Ketiga adalah clique culture yang merupakan antitesis dari budaya inklusif. Dengan budaya klik, karyawan di luar klik merasa tak nyaman. Pimpinan/karyawan mengelompok berdasar identitas tertentu. Satu klik dengan klik lainnya menunjukkan sikap tak peduli dan tercela.
Sikap tercela mengarah pada pelecehan ras, agama, jenis kelamin, usia, asal daerah, dan lain-lain. Budaya klik cenderung diskriminatif dan menolak keberagaman (diversity). Karyawan dengan pola pikir berbeda dengan klik tertentu akan dikucilkan dan menjadi sasaran intimidasi.
Budaya klik mengakibatkan karyawan merasa terisolasi serta memperlemah atau bahkan merusak kohesivitas tim yang telah dibangun. Budaya klik juga merupakan antitesis dari koneksi, persatuan, dan kolaborasi antarkaryawan.
Keempat adalah authoritative culture. Power dan kendali merupakan inti dari budaya otoritatif. Penyalahgunaan power dan kontrol memicu tindak perundungan dan diskriminasi di tempat kerja. Budaya itu bisa berupa favoritisme, nepotisme, dan diskriminasi gender.
Dalam jenis budaya itu, karyawan dapat dihukum, padahal bersikap jujur dan berperilaku sesuai aturan. Karyawan yang menyuarakan kebenaran justru dicap sebagai pemicu kekacauan.

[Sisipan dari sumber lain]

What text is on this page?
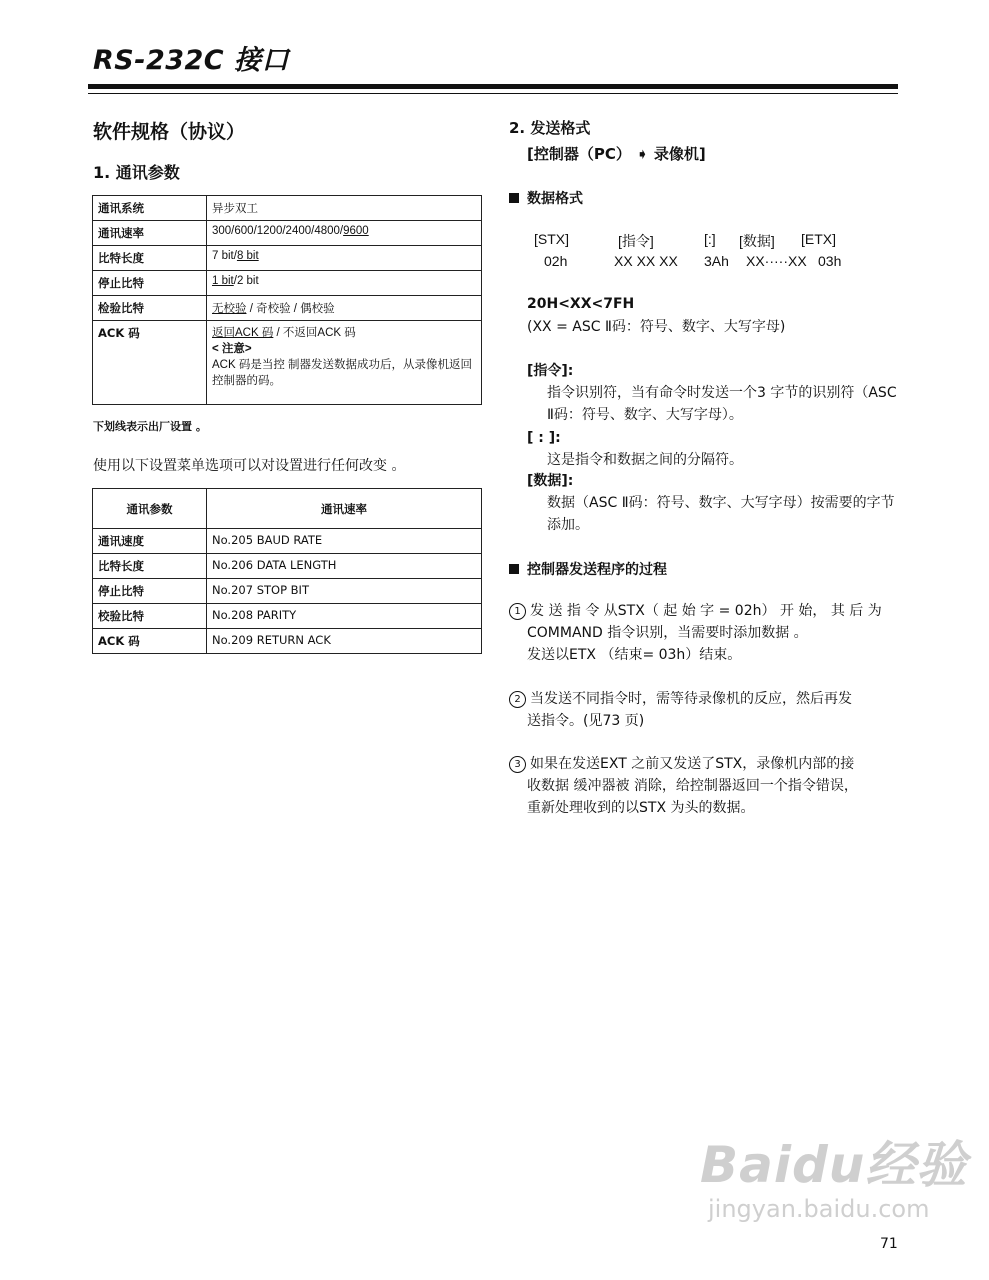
RS-232C 接口
软件规格（协议）
1. 通讯参数
通讯系统	异步双工
通讯速率	300/600/1200/2400/4800/9600
比特长度	7 bit/8 bit
停止比特	1 bit/2 bit
检验比特	无校验 / 奇校验 / 偶校验
ACK 码	返回ACK 码 / 不返回ACK 码
< 注意>
ACK 码是当控 制器发送数据成功后，从录像机返回控制器的码。
下划线表示出厂设置 。
使用以下设置菜单选项可以对设置进行任何改变 。
通讯参数	通讯速率
通讯速度	No.205 BAUD RATE
比特长度	No.206 DATA LENGTH
停止比特	No.207 STOP BIT
校验比特	No.208 PARITY
ACK 码	No.209 RETURN ACK
2. 发送格式
[控制器（PC） ➧ 录像机]
数据格式
[STX]	[指令]	[:]	[数据]	[ETX]
02h	XX XX XX	3Ah	XX·····XX 03h
20H<XX<7FH
(XX = ASC Ⅱ码：符号、数字、大写字母)
[指令]:
指令识别符，当有命令时发送一个3 字节的识别符（ASC Ⅱ码：符号、数字、大写字母）。
[ : ]:
这是指令和数据之间的分隔符。
[数据]:
数据（ASC Ⅱ码：符号、数字、大写字母）按需要的字节添加。
控制器发送程序的过程
1 发 送 指 令 从STX（ 起 始 字 = 02h） 开 始， 其 后 为
COMMAND 指令识别，当需要时添加数据 。
发送以ETX （结束= 03h）结束。
2 当发送不同指令时，需等待录像机的反应，然后再发
送指令。(见73 页)
3 如果在发送EXT 之前又发送了STX，录像机内部的接
收数据 缓冲器被 消除，给控制器返回一个指令错误，
重新处理收到的以STX 为头的数据。
Baidu经验
jingyan.baidu.com
71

Juga, terjadi jika berani mempertanyakan kebijakan menyimpang bakal terancam kariernya.
Budaya otoritatif membuka pintu peluang lebih lebar bagi pimpinan perusahaan tak menghargai ide, pendapat, atau inisiatif karyawan. Akibatnya, karyawan merasa tak dihargai dan tetap di posisi nonmanajerial tanpa memiliki power atau kekuatan.
Jenis toxic work culture kelima adalah fear-based culture. Dalam perusahaan dengan budaya kerja yang sehat, karyawan didorong untuk selalu memperbaiki proses, prosedur, dan metode kerja menuju titik keberhasilan.
Sebaliknya, dalam budaya berbasis rasa takut, karyawan dibungkam melalui intimidasi, kekerasan, atau pelecehan. Budaya berbasis rasa takut merupakan salah satu budaya paling toxic karena menciptakan lingkungan kerja lebih liar dan keras terhadap karyawan.
Dengan budaya kerja tak manusiawi, karyawan mengalami rasa takut mengalahkan kepercayaan diri dalam bekerja. Karyawan juga cemas dalam intensitas kecenderungan ancaman kehilangan pekerjaan yang meningkat.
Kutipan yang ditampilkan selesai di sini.